Pengadilan Eropa Menemukan Rusia Melanggar Hak Asasi Manusia di Crimea

Pengadilan Hak Asasi Manusia Eropa memutuskan pada hari Selasa bahwa Rusia dan pasukan keamanan proksi di Crimea telah melakukan pelanggaran hak asasi manusia berulang selama pendudukannya selama satu dekade di bekas wilayah Ukraina tersebut.

Dalam kasus yang diajukan oleh pemerintah Ukraina, pengadilan menemukan bukti penganiayaan dan penahanan yang melanggar hukum terhadap mereka yang mengkritik aneksasi Crimea oleh Rusia pada tahun 2014, serta represi sistematik terhadap minoritas etnis dan agama di Crimea. Bukti yang disajikan kepada pengadilan menggambarkan wilayah di bawah kendali otoriter Moskow yang ketat, di mana kritik apapun dikenakan hukuman yang keras dan tidak ada akuntabilitas bagi mereka yang memiliki koneksi politik.

Antara tahun 2014 dan 2018, terdapat 43 kasus penghilangan paksa, dengan delapan orang masih hilang. Mereka yang menghilang sebagian besar adalah aktivis dan jurnalis pro-Ukraina, atau anggota minoritas etnis Tatar Crimea, demikian pengadilan menemukan.
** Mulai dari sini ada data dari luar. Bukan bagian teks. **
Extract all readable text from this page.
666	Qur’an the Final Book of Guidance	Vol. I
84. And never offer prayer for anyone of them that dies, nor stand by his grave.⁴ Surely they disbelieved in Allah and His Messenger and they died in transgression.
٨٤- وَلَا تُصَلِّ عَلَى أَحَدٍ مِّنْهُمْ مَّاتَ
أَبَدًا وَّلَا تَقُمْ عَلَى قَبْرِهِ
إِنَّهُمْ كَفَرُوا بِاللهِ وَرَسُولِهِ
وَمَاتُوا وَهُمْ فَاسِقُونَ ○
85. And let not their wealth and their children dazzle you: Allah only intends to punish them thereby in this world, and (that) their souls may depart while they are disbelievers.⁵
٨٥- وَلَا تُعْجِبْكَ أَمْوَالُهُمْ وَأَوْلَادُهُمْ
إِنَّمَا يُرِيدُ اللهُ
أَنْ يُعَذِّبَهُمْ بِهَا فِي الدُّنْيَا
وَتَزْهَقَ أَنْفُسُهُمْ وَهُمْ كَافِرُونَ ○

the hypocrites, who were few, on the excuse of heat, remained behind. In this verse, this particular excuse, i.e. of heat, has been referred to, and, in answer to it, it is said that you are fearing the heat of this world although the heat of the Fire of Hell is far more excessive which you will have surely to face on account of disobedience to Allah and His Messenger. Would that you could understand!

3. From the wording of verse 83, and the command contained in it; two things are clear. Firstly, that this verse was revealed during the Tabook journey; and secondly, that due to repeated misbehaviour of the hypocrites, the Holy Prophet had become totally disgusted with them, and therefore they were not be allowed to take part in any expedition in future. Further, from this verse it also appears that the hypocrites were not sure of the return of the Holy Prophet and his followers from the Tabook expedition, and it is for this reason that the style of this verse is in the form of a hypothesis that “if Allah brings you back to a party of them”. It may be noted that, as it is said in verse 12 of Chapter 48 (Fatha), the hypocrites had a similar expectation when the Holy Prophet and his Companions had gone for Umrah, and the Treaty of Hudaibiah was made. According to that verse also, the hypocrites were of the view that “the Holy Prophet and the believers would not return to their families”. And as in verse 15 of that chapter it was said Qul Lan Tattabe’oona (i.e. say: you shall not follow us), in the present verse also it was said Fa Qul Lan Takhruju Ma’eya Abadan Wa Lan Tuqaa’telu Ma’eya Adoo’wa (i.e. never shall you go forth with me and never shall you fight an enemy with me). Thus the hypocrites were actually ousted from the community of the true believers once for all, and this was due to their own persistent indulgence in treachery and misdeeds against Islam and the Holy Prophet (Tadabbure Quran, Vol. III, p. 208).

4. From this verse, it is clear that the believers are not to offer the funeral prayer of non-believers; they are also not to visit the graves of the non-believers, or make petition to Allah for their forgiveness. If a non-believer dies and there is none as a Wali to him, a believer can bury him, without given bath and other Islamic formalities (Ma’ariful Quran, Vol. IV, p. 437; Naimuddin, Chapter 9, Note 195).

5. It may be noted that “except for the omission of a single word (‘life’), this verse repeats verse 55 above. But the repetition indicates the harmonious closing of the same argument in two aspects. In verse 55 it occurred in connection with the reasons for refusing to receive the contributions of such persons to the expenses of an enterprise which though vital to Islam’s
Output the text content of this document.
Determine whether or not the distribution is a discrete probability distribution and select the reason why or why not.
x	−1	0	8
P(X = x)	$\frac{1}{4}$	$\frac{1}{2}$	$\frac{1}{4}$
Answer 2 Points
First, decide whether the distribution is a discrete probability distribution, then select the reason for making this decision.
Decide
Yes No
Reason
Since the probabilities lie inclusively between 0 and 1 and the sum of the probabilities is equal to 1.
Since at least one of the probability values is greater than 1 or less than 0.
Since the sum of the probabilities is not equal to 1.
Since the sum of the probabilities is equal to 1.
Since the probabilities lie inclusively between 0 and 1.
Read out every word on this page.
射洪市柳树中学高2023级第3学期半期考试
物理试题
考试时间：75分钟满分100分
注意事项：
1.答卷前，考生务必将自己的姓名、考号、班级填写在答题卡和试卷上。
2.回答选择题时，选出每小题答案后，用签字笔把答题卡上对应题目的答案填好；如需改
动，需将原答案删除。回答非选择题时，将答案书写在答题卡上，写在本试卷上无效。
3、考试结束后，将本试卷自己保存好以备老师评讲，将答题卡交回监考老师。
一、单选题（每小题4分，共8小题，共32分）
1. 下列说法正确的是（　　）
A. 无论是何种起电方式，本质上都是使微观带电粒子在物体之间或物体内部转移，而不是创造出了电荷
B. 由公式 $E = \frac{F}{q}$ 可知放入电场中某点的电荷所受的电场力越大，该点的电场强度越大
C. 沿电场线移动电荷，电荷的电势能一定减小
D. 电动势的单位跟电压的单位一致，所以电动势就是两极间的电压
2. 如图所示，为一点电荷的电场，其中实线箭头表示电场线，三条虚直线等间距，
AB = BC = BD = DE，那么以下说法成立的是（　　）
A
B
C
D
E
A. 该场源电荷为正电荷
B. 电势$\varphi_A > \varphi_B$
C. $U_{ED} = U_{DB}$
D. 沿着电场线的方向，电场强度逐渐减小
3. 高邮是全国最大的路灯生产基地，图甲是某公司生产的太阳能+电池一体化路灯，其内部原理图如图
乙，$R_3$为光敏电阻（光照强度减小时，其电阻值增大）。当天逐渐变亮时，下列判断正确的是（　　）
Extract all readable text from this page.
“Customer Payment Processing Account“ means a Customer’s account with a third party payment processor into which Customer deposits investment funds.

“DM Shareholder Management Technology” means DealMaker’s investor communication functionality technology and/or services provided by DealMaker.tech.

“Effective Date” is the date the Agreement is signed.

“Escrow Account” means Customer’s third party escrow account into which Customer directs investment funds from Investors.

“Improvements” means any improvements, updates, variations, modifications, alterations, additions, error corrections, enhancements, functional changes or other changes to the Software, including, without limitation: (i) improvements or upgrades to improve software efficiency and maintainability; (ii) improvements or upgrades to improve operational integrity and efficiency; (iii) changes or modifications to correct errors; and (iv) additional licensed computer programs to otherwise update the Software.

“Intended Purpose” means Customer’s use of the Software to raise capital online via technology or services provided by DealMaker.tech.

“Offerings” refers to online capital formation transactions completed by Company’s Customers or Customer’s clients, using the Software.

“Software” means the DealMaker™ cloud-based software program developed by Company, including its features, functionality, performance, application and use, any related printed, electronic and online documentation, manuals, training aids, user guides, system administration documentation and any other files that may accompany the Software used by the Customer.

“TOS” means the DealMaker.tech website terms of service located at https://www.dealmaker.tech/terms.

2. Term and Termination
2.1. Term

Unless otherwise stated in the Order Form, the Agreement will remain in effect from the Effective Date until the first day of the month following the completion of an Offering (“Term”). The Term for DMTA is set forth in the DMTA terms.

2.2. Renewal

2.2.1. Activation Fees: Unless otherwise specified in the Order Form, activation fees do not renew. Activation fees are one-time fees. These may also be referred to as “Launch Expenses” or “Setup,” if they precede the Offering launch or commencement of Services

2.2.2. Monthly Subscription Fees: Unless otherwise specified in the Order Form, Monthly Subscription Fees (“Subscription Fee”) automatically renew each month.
Penyelidikan mengenai penghilangan tersebut tidak mengarah ke mana-mana, tambah pengadilan dalam putusannya.

Laki-laki dan perempuan diculik oleh pasukan pertahanan diri Crimea, oleh pasukan keamanan Rusia atau oleh agen Layanan Keamanan Federal Rusia, atau F.S.B. Mereka yang ditahan menderita penyiksaan, seperti elektrokusi dan eksekusi palsu, dan ditahan dalam kondisi yang tidak layak, terutama di pusat tahanan sebelum persidangan, di Simferopol.

Otoritas Rusia juga mentransfer sekitar 12.500 narapidana ke koloni pemasyarakatan di Rusia dari Crimea. Narapidana politik Ukraina khususnya dipindahkan ke penjara-penjara yang jauh, sehingga hampir tidak mungkin bagi keluarga mereka untuk menjangkaunya. Pengadilan memerintahkan Rusia untuk mengembalikan narapidana tersebut.

Rusia menarik diri dari pengadilan pada tahun 2022, mengakhiri yurisdiksi pengadilan dan memutus akses bagi para kritikus Moskow untuk mencari keadilan. Rusia tidak berkerjasama dengan pengadilan dalam kasus Crimea, dan tidak memperbolehkan penyelidik untuk memasuki wilayah tersebut. Sebaliknya, pengacara Ukraina dan para hakim pengadilan mengandalkan laporan dari organisasi nirlaba internasional, serta kesaksian saksi.

Bukti yang dikutip dalam putusan menunjukkan bagaimana Rusia, dan pemerintah proksi di wilayah tersebut, telah menciptakan atmosfer penindasan, dengan menggunakan undang-undang yang mencakup ekstremisme dan terorisme untuk membungkam oposisi. Media pro-Ukraina telah dihapus, sedangkan bahasa Ukraina telah ditindas di sekolah-sekolah. Bank-bank Ukraina telah dinasionalisasi, bersama dengan properti dan aset pelanggannya, begitu juga menurut pengadilan.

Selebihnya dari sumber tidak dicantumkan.